America Latina – Un’immersione nel network di Comparte

Le reti sono uno "stile di vita" per la CPAL (Conferenza dei Provinciali dell'America Latina). Sebbene negli ultimi anni si siano sviluppate diverse reti in tutta la Compagnia di Gesù, possiamo onestamente affermare che l'America Latina è il leader di questo movimento. Durante l'Assemblea annuale della CPAL, tenutasi a Città del Messico e alla quale hanno partecipato i Superiori provinciali e regionali dell'America Latina e dei Caraibi, l'attenzione si è concentrata su alcune delle reti più attive. Tra queste c'era COMPARTE, una rete dal nome evocativo che indica sia azione che condivisione.
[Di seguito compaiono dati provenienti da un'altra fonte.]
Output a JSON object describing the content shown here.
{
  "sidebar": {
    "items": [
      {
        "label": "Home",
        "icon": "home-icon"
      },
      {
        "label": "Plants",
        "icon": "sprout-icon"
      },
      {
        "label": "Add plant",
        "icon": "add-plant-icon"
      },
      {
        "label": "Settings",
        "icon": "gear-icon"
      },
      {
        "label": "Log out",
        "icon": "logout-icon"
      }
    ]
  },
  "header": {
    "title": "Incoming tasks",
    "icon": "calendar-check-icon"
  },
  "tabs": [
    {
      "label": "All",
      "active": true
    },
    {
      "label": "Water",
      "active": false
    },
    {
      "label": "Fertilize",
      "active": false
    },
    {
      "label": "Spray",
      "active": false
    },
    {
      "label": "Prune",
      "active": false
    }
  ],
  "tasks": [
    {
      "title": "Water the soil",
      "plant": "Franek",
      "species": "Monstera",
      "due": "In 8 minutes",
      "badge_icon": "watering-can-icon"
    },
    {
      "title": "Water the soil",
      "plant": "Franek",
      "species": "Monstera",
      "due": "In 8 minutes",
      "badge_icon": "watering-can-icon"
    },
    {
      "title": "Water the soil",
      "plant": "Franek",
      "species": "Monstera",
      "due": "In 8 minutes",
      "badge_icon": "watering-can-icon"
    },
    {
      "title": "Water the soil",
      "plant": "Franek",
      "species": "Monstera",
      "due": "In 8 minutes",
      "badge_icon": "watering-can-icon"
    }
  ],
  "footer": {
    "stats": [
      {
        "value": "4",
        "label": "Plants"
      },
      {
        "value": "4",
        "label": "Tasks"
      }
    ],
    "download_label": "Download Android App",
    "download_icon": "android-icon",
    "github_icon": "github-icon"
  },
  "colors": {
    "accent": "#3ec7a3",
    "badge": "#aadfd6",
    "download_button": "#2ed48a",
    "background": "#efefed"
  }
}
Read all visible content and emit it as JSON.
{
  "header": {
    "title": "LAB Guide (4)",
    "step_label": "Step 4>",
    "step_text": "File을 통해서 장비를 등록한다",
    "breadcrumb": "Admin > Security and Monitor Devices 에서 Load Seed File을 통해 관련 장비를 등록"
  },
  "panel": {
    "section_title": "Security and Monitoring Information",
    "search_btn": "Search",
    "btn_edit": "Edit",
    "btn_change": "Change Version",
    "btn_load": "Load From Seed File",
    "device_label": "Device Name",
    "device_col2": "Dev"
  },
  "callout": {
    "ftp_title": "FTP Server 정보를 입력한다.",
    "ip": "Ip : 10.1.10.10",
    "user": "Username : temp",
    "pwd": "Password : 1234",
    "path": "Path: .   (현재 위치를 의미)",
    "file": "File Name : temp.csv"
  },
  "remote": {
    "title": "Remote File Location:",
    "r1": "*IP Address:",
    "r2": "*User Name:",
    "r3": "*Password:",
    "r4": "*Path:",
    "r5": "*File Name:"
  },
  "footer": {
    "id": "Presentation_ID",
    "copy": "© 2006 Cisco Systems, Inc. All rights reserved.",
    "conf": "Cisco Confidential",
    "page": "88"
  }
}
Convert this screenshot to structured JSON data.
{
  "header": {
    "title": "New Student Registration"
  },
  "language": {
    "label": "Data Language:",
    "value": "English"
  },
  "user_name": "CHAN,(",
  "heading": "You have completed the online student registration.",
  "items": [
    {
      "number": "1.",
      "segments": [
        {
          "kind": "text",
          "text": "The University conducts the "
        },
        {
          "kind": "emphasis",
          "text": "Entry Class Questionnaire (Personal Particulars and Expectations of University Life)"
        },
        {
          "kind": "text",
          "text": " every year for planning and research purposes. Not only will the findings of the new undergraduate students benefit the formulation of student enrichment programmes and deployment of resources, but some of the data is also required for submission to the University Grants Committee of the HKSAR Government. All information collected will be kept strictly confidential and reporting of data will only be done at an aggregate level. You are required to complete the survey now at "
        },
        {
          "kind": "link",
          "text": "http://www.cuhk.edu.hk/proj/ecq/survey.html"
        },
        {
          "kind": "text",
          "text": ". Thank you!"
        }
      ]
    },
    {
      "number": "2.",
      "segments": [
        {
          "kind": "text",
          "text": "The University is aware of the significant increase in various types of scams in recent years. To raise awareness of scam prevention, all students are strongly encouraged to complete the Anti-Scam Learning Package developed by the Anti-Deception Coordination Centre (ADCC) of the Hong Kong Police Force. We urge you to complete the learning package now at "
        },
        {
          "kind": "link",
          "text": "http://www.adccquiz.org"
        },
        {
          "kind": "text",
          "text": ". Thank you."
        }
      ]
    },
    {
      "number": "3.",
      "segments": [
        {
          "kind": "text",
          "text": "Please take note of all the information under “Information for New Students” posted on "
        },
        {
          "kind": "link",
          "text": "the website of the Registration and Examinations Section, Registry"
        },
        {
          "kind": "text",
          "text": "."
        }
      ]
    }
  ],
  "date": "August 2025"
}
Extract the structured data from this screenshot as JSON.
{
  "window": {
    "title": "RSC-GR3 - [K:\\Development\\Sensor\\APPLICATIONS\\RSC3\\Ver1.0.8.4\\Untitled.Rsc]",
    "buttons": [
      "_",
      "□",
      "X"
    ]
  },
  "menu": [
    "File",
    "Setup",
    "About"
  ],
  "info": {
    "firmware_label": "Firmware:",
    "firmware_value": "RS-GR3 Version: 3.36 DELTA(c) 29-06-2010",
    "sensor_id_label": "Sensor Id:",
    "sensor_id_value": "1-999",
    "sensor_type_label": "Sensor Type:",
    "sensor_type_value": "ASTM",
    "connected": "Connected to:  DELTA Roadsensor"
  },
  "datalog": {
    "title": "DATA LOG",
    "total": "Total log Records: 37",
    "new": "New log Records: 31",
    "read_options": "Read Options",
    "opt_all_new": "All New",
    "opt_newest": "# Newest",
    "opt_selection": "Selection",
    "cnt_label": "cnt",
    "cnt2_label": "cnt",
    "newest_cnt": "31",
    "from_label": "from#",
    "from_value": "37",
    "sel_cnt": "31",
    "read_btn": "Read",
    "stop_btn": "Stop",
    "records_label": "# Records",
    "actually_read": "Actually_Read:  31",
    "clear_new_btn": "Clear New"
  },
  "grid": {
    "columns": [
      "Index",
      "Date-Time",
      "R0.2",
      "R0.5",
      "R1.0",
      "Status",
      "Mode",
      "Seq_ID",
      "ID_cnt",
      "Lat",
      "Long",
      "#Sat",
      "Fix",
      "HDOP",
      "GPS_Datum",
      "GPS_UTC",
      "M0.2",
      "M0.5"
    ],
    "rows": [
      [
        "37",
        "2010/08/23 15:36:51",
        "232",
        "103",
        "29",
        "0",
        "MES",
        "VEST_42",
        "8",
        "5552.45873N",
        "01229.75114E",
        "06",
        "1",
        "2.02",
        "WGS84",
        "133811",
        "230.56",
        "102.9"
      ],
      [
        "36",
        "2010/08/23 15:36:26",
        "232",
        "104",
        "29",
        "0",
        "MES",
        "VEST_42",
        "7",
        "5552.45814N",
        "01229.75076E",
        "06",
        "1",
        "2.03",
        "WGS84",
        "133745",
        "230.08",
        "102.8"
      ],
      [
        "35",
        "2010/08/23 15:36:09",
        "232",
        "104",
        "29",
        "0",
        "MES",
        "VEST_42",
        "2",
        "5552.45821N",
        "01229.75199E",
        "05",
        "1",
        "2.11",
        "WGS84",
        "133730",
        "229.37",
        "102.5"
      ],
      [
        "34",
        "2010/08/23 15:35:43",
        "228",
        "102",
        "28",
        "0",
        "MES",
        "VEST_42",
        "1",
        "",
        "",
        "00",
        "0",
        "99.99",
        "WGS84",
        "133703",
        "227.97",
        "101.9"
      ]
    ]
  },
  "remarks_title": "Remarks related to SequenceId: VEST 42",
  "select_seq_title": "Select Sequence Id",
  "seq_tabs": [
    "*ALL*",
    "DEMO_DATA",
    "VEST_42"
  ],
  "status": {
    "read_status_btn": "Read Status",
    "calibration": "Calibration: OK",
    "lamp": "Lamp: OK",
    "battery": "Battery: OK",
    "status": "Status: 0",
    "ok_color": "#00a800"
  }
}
A questo proposito abbiamo incontrato il gesuita Oscar Rodríguez, coordinatore della rete, per scoprire qualcosa di più su COMPARTE. Una dimensione fondamentale di questa rete è la promozione dello sviluppo economico alternativo e solidale. Si tratta di un obiettivo superbo, ma può davvero essere perseguito in un mondo in cui l'economia liberale si rifiuta di cedere e continua a dominare in tutti i settori?

Padre Oscar, per quale motivo il nome "COMPARTE" per questa rete legata all'apostolato sociale della CPAL? Cosa vuole trasmettere? Cosa racchiude?

Il nome deriva da un profondo desiderio che abbiamo, ma anche dalla nostra abitudine latinoamericana di trovare piacere nel dare e nel ricevere. Dietro il nome (Comparte) si nasconde il nostro desiderio utopistico di realizzare un altro tipo di società, la società che sogniamo, giusta e fraterna. Il nome descrive anche il modo in cui lavoriamo insieme per realizzare questa nuova società: troviamo gioia e consolazione nel condividere Chi sono le persone che beneficiano di questa rete?

Si tratta delle famiglie di produttori contadini e indigeni, compresi i produttori delle aree urbane povere, che lottano per migliorare le loro condizioni di vita. Sono beneficiari anche i team dei centri sociali e i membri della rete, perché siamo una comunità di insegnamento e di azione.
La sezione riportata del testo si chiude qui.